Side Effects of Acids
Still wary of using acids on your scalp? Shamban says there are usually no side effects that come from using AHAs and BHAs on the scalp as they “have the ability to eat away the dead skin with moisturizing factors to help keep the area nourished and hydrated.” The scalp also tends to be less sensitive than the rest of the skin on the body. However, sensitivity can differ from person to person. If you are nervous about introducing a new product to your scalp care regimen, you can always schedule an appointment with your dermatologist.
The Best Products for the Scalp
“Salicylic acid helps to eliminate and wash away the excess waxy buildup of sebum on the scalp surface, which helps to keep balance and ensures that the scalp is healthy, eliminating the formation of acne. Glycolic acid has high moisture-binding properties, so it helps to keep the balance needed once it is in the pore and triggers healing,” says Shamban.

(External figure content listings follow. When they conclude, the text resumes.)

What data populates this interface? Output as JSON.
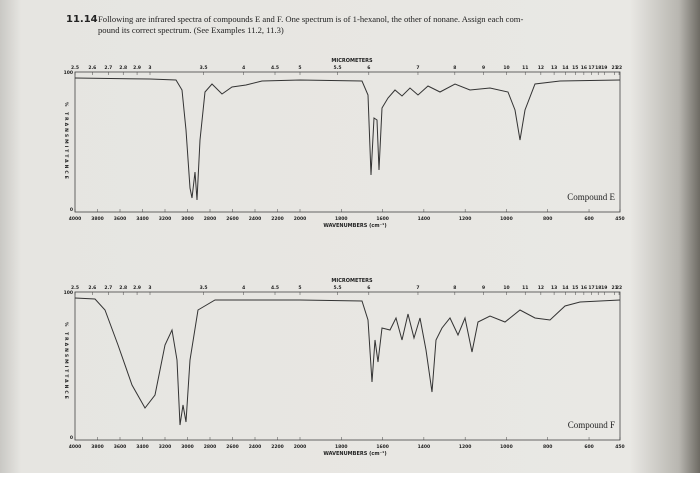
{
  "problem": {
    "number": "11.14",
    "text_lines": [
      "Following are infrared spectra of compounds E and F. One spectrum is of 1-hexanol, the other of nonane. Assign each com-",
      "pound its correct spectrum. (See Examples 11.2, 11.3)"
    ]
  },
  "spectra": [
    {
      "y_axis_label": "% TRANSMITTANCE",
      "y_top": "100",
      "y_bottom": "0",
      "micrometers_label": "MICROMETERS",
      "micrometer_ticks": [
        2.5,
        2.6,
        2.7,
        2.8,
        2.9,
        3,
        3.5,
        4,
        4.5,
        5,
        5.5,
        6,
        7,
        8,
        9,
        10,
        11,
        12,
        13,
        14,
        15,
        16,
        17,
        18,
        19,
        21,
        22
      ],
      "wavenumber_ticks": [
        4000,
        3800,
        3600,
        3400,
        3200,
        3000,
        2800,
        2600,
        2400,
        2200,
        2000,
        1800,
        1600,
        1400,
        1200,
        1000,
        800,
        600,
        450
      ],
      "wavenumbers_label": "WAVENUMBERS (cm⁻¹)",
      "compound": "Compound E"
    },
    {
      "y_axis_label": "% TRANSMITTANCE",
      "y_top": "100",
      "y_bottom": "0",
      "micrometers_label": "MICROMETERS",
      "micrometer_ticks": [
        2.5,
        2.6,
        2.7,
        2.8,
        2.9,
        3,
        3.5,
        4,
        4.5,
        5,
        5.5,
        6,
        7,
        8,
        9,
        10,
        11,
        12,
        13,
        14,
        15,
        16,
        17,
        18,
        19,
        21,
        22
      ],
      "wavenumber_ticks": [
        4000,
        3800,
        3600,
        3400,
        3200,
        3000,
        2800,
        2600,
        2400,
        2200,
        2000,
        1800,
        1600,
        1400,
        1200,
        1000,
        800,
        600,
        450
      ],
      "wavenumbers_label": "WAVENUMBERS (cm⁻¹)",
      "compound": "Compound F"
    }
  ]
}
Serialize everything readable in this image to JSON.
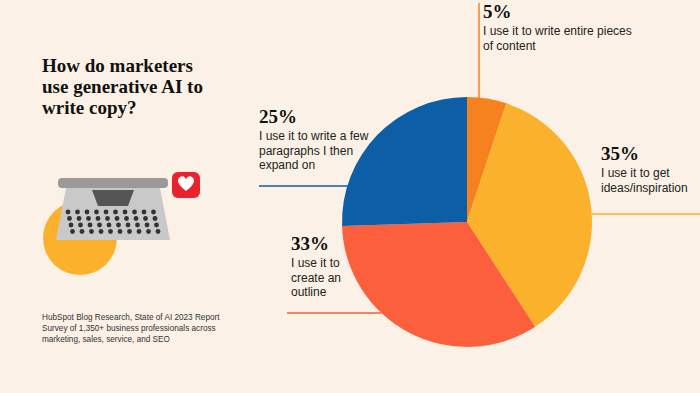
{
  "chart_data": {
    "type": "pie",
    "title": "How do marketers use generative AI to write copy?",
    "categories": [
      "I use it to write entire pieces of content",
      "I use it to get ideas/inspiration",
      "I use it to create an outline",
      "I use it to write a few paragraphs I then expand on"
    ],
    "values": [
      5,
      35,
      33,
      25
    ],
    "value_labels": [
      "5%",
      "35%",
      "33%",
      "25%"
    ],
    "colors": [
      "#f5821f",
      "#fbb12b",
      "#fb5f3c",
      "#0c5ea6"
    ],
    "data_labels": true,
    "annotations": [
      "HubSpot Blog Research, State of AI 2023 Report",
      "Survey of 1,350+ business professionals across",
      "marketing, sales, service, and SEO"
    ]
  }
}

“It is old school, but properly brushing hair is also great for exfoliating. A hundred strokes a night with a natural bristle brush pressing firmly but gently massaging in straight and circular motions,” notes Shamban.
“Peppermint oil is an antiseptic, regenerative and highly stimulating. It helps to relieve dry scalp and irritation along with maintaining the pH of the scalp while it is invigorating and moisturizing,” says Shamban.
“Leave it on your hair for 20 minutes and use a blow-dryer to warm the oil, thinning it out so it can absorb into the hair fiber for optimal conditioning,” adds Berkovitz.